Jamais prince n’a mérité les éloges que lui prodiguent ses courtisans: c’est une vérité, c’est un axiome qui ne souffre aucune exception, et que vous devez religieusement vous répéter tous les jours de votre vie. Quand votre orgueil sera tenté d’ajouter foi à des flatteurs, rappelez-vous que les monarques les plus vils, les plus méchans même, les Caligula et les Néron, ont été regardés comme des dieux par les hommes qui avoient le malheur de les approcher. Serez-vous prêt à vous laisser éblouir par votre pouvoir, ou amollir par les voluptés que vous prodiguera votre fortune ? Rappelez-vous avec quel œil dédaigneux l’histoire voit ces princes qui n’ont de grand que les titres dont ils sont accablés; elle flétrit leur mémoire. A peine daigne-t-elle conserver les noms de ces rois oisifs et paresseux, qui n’ont rien fait pour le bonheur des hommes, tandis qu’elle venge de simples citoyens de l’obscurité à laquelle leur état sembloit les condamner.

Lisez et relisez souvent, monseigneur, les vies des hommes illustres de Plutarque. Si cette lecture vous touche, si elle vous intéresse, si [10] vous ne l’abandonnez qu’avec peine, si vous y revenez avec plaisir, il vous est permis de juger avantageusement de vous; et de croire que vous avez fait et que vous ferez des progrès. Les héros de Plutarque ne sont presque tous que de simples citoyens; et les princes les plus puissans ne peuvent cependant être grands aux yeux de la vérité et de la raison, qu’en les prenant pour modèles. Choisissez-en un que vous vouliez imiter. Mais je vous en avertis, monseigneur, que ce ne soit pas un prince. Vous ne trouveriez point dans le tableau que Plutarque en fait, cet amour de la justice et du bien public qui distingue les citoyens d’une république. Je ne sais quelle gloire fausse et ambitieuse ternit toujours la vie des plus grands rois. Ils oublient trop souvent qu’ils ne sont que l’instrument du bonheur de leur peuple, et ils veulent que leur peuple soit l’instrument de leur gloire. Choisissez pour modèle un simple citoyen de la Grèce ou de Rome, prenez-le pour votre juge, demandez-vous souvent: Aristide, Fabricius, Phocion, Caton, Epaminondas, auroient-ils agi ainsi ? Vous sentirez alors votre ame s’élever, vous serez tenté de les imiter. Demandez-vous quel jugement ces grands hommes porteroient de telle ou telle action que vous voudrez faire; et vous acquerrez le goût le plus noble et le plus délicat pour la justice et la véritable gloire.
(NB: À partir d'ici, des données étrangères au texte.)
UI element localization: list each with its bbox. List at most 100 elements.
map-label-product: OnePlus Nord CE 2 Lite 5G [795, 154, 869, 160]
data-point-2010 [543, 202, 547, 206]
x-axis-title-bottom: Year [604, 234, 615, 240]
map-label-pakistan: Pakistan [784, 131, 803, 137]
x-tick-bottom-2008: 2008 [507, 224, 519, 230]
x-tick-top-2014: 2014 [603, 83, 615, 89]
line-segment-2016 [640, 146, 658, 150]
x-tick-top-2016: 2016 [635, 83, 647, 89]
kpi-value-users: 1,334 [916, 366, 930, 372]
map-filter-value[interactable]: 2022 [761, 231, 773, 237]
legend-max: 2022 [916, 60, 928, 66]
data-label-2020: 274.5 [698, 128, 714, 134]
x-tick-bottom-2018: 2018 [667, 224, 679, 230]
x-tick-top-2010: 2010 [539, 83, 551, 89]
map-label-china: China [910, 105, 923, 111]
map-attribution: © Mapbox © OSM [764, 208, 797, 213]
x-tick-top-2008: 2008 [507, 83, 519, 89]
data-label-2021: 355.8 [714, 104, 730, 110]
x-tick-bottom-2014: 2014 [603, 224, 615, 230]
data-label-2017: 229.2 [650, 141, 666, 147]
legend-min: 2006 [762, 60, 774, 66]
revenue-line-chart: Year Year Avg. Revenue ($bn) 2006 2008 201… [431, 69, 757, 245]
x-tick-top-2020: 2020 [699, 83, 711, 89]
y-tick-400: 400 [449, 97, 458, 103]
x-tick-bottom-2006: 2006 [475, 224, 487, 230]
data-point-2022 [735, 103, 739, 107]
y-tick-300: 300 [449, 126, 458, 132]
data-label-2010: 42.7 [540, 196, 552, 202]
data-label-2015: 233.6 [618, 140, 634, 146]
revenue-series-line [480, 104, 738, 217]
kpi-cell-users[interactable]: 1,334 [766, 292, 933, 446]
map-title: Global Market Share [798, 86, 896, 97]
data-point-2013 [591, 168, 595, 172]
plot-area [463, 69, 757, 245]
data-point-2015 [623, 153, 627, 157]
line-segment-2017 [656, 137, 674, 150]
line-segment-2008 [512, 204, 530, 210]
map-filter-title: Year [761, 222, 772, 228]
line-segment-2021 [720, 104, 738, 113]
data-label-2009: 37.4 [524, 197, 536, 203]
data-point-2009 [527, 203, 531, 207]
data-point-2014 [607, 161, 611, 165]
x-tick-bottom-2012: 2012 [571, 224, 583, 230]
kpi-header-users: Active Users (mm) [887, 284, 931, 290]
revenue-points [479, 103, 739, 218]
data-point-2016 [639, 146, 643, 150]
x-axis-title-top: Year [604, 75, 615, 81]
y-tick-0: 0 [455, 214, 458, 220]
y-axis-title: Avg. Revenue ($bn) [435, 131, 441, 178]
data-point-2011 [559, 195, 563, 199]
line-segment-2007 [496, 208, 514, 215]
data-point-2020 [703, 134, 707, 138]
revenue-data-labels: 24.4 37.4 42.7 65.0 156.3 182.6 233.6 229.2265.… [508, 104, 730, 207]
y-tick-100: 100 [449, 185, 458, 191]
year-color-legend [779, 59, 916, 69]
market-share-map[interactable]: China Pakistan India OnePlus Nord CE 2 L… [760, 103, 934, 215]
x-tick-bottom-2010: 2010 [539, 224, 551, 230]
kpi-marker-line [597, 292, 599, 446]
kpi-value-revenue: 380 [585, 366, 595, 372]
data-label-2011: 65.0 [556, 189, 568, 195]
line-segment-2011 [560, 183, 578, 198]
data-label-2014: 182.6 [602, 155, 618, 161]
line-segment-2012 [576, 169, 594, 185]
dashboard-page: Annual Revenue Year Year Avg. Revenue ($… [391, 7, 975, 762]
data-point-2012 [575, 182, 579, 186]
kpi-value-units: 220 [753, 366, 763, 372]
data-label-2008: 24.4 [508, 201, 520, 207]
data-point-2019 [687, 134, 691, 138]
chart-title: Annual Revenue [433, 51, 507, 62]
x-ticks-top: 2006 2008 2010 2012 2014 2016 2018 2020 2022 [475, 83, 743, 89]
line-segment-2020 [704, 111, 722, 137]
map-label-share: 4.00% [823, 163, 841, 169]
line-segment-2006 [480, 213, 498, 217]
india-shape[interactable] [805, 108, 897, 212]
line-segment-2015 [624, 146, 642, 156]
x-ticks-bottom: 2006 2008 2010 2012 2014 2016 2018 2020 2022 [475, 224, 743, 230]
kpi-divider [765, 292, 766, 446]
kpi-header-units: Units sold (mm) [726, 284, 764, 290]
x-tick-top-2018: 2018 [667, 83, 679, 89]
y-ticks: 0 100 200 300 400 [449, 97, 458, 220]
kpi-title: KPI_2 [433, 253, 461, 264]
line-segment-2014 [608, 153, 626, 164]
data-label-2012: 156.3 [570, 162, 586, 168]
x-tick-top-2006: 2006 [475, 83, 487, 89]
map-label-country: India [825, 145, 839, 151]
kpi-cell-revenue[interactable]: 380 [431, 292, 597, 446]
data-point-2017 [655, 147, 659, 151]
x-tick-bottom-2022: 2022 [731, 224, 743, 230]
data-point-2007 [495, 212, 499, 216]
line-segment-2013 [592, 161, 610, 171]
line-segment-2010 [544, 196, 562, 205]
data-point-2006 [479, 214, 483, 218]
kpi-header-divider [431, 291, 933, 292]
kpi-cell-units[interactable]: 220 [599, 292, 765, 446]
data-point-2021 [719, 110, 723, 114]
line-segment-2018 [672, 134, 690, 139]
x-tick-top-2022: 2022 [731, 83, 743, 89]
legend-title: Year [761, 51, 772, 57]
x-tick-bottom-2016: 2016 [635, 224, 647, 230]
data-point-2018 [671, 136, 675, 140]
[11] Mais il ne suffit pas, monseigneur, que vous regardiez l’histoire comme une école de morale. Dans l’état où vous êtes né, ce n’est pas assez que vous soyez vertueux pour vous-même, vous devez nous être utile; et il faut que vous acquériez les lumières nécessaires à un prince chargé de veiller sur la société. La seule qualité d’homme et de citoyen doit porter les particuliers à méditer sur ce qui fait le bonheur ou le malheur de la société, et les anciens nous ont laissé à cet égard un exemple trop négligé par les modernes. Quel est donc le devoir de ceux à qui les peuples n’ont remis et ne confient le pouvoir souverain qu’à la charge de travailler au bonheur public ?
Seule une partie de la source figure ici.